Summary:
As a college Bible professor, I am constantly confronted by
fundamentalist students who are convinced that only the Bible—the inerrant,
revealed Word of God—can be relied upon to offer us truth about the operation
of the cosmos. Any source of knowledge that contradicts that truth is only a
test of our faith. But the exact opposite is true. God’s creation itself is the
only inerrant, revealed Word of God, and our divinely endowed mind is a gift of
the divine bestowed on us as a source of communion—a vehicle that unites us
with the divine by allowing us to encounter the divine through the ongoing
revelation of God’s creation.
Being a college Bible professor offers a unique andexciting
challenge. No other college subject—except perhaps biology or paleontology—brings
a teacher into such direct confrontation with fundamentalist religious
doctrine. Virtually every semester there is at least one student who simply
refuses to “think outside the box,” to learn something new, to consider another
perspective. Often I encounter students who are simply incapable of doing so.
They are brainwashed.
Perhaps the most remarkable, disturbing and disappointing
comment I hear is the one that confronts the challenge offered to
fundamentalists by the findings of science. Whether the challenge comes from
the natural sciences (creation vs. evolution), history/archeology (Did King
David actually control a vast empire?), literary criticism (Is the Pentateuch a
single composition or a composite work?) or otherwise, the challenge is most
often alleviated by understanding it as “a test of faith.”
Essentially this involves a theology that portrays a deity
who plants false evidence to test whether or not we will accept the belief that
God is a best-selling author. This portrait of God begins with a doctrine that
the Bible is the inerrant, revealed word of God, and anything that exists in
the world to dispute this doctrine has been planted there to test our faith. Every
truth offered by the rational mind that contradicts the doctrine of the
inerrant, revealed Word of God is “a test of faith.”
I’m not even going to begin to dispute this utterly demented
theology that turns the creator and sustainer of the cosmos into a kind of
Promethean trickster. What I’d rather do in this piece is to turn this view of
revelation on its head.
The primary and ultimate divine revelation—the alpha and the
omega, the first and the last—is the creator’s creation. The world as such, the
cosmos as it is, is the inerrant Word of God.

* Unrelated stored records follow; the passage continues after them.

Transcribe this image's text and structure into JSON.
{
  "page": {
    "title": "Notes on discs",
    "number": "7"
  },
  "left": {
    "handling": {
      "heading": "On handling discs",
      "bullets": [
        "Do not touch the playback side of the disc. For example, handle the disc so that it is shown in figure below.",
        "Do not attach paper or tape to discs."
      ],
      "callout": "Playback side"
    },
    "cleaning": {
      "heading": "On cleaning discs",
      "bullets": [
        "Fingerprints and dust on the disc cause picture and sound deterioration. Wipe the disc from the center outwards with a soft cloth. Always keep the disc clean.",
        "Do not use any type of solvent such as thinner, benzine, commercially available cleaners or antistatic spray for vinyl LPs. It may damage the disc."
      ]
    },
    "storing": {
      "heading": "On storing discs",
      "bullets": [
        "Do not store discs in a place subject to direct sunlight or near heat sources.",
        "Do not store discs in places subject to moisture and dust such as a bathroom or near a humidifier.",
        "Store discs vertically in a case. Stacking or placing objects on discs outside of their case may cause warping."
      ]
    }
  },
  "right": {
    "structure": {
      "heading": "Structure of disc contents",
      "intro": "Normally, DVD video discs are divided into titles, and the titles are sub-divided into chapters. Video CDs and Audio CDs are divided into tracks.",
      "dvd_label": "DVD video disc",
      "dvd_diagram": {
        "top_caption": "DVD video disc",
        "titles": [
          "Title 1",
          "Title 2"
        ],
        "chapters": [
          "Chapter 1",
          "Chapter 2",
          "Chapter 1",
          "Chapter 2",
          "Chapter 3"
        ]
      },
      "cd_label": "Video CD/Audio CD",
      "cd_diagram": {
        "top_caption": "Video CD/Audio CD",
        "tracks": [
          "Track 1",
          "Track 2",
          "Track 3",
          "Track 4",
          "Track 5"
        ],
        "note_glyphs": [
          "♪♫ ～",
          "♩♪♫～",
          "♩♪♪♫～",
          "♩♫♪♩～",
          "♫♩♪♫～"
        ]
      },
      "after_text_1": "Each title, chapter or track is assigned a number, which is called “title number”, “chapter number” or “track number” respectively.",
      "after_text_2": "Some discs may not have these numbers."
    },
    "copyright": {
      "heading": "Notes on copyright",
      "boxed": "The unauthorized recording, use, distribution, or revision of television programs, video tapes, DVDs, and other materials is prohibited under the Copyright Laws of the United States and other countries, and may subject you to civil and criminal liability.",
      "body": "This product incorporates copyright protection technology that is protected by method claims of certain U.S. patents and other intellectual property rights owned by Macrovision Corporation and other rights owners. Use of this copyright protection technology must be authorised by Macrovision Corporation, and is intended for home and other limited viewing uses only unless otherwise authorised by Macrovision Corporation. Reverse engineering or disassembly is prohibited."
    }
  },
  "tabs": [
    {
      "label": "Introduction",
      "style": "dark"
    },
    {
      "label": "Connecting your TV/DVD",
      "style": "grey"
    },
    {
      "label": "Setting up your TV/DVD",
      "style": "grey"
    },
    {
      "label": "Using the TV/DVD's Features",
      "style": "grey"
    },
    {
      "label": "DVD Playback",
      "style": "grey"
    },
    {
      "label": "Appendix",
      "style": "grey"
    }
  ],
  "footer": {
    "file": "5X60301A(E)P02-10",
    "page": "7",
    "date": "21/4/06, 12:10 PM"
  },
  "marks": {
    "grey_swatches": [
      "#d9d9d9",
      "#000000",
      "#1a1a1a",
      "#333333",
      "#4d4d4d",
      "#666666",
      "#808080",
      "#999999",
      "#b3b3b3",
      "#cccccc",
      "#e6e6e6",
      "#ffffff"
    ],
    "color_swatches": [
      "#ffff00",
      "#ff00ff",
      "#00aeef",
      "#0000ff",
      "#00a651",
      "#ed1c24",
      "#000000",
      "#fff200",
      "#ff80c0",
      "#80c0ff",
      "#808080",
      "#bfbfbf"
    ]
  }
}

Not only that, but my soul, my consciousness, my mind, my
intellect is a piece of the divine within me. It is a free gift of God’s grace,
a vehicle for union between me and the divine implanted in me to allow me to
discover the presence of God through the intersection of my rational, divinely
inspired mind and God’s inerrant revelation in the form of the created cosmos.
That is the primary source of revelation. Other forms of
revelation come to bear. Great seers, scientists, thinkers, prophets, bards and
sages, whose ability to perceive the order, structure, meaning and significance
of the cosmos far exceeds my own, continually provide me with new insights and
perspectives. The great scriptures of the world—the Bible, Quran, Upanishads and
Bhagavad Gita—written at a time of great spiritual and intellectual fervor, are
profound sources of insight and knowledge.
Ultimately, however, God’s creation is the only inerrant
source of revelation. The attempt to convince me otherwise—that God’s revelation
through the world as such is false and that only this book contains God’s Word—is
a true test of my faith. It is a faith that I can use my divinely implanted
mind to discover the truth of God’s presence as it is revealed in the world as
such and the cosmos as it is.
Ma gadlu ma’asekha
adonai
Me’od ‘ameku
mahshevotekha
‘Ish ba’ar lo yeda’
Ukhesil lo yavin et
zeh
How tremendous are your deeds, O God
Your thoughts are deeply profound
The fool cannot know
The dullard cannot understand this.
(Psalm 92)
Richard, I love your take on the "true test of faith"!! And, I have two questions for you:
ReplyDelete1. Is it more likely to be a fundamentalist Christian who voices this idea of a test of faith, of God as a Trickster (I'm reminded of the Norse God Loki http://en.wikipedia.org/wiki/Loki)? Do fundamentalist jews or muslims voice the same idea?
2. did you hear the debate on IQ2 titled "Science Refutes God"? you can find it here, but even if you don't listen to it, scroll down the page to the comments, where someone posting as john32 says "A very big deception of the devil is to get you to debate God, Christianity and other religions."
http://intelligencesquaredus.org/debates/past-debates/item/728-science-refutes-god
and, thank you for the excerpt from Psalm 92 - I really need to study the Psalms, they're amazingly insightful (although it seems like you have to sift through a lot of not-so-insightful stuff to find the gold nuggets)
Thanks, again, morethanfoursides, for your comment. I did not specify any particular religious tradition that holds this line. There are certainly fundamentalist Jews and Muslims, though I must say that I've never heard the "test of faith" terminology used by Jews. Jews seem to be more into, "you lose your share in the world to come if you don't believe" type of response, but I figure I'll be in good company. I'll be sure to check out Intelligence Squared.